While the Payment Card Industry (PCI) specification has always been a sore spot for many IT organizations, the latest iteration of the PCI specification is about to become a significantly more expensive endeavor for most organizations to comply with.
Rather than simply having a third-party certify PCI 3.0 compliance, IT organizations, by the latter part of 2014, are going to have to show they ran actual penetration testing in order to attain compliance. Those tests are going to not only have to address physical connections, but also any of the applications involving credit card transactions that an organization develops.
According to Rodolphe Simonetti, managing director of Verizon’s new Payment Card Industry Services, PCI 3.0 has a lot more teeth in terms of making sure an organization is able the comply with it. Nevertheless, like most specifications, Simonetti notes that PCI covers a base minimum level of security. The trap many organizations fall into, says Simonetti, is thinking that complying with PCI makes their organization secure.

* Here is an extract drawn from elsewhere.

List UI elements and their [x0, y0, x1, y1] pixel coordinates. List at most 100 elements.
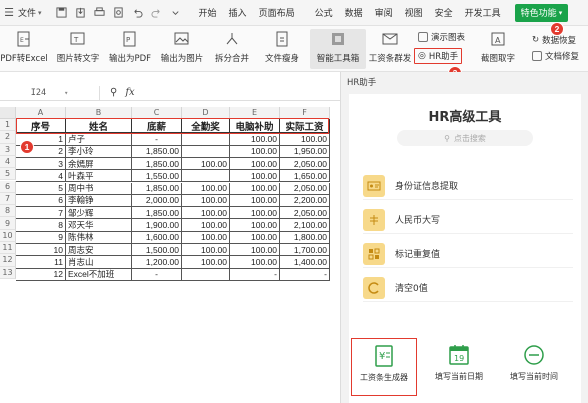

Audits associated with any compliance specification consume a lot of time. But for the most part, they have tended to concentrate on theoretical. Penetration testing represents a significantly higher threshold in terms of achieving compliance. But just because your organization may be able to pass those tests, one should not assume that hackers and other purveyors of malware are going to limit their attacks to the scope of the tests covered within the PCI specification.
Technically, PCI 3.0 goes into effect starting in January of 2014. But like most specifications, there is a fair amount of time before organizations have to show they are in compliance. However, like most tests, cramming for this one the days and nights before is probably not going to lead to a passing grade.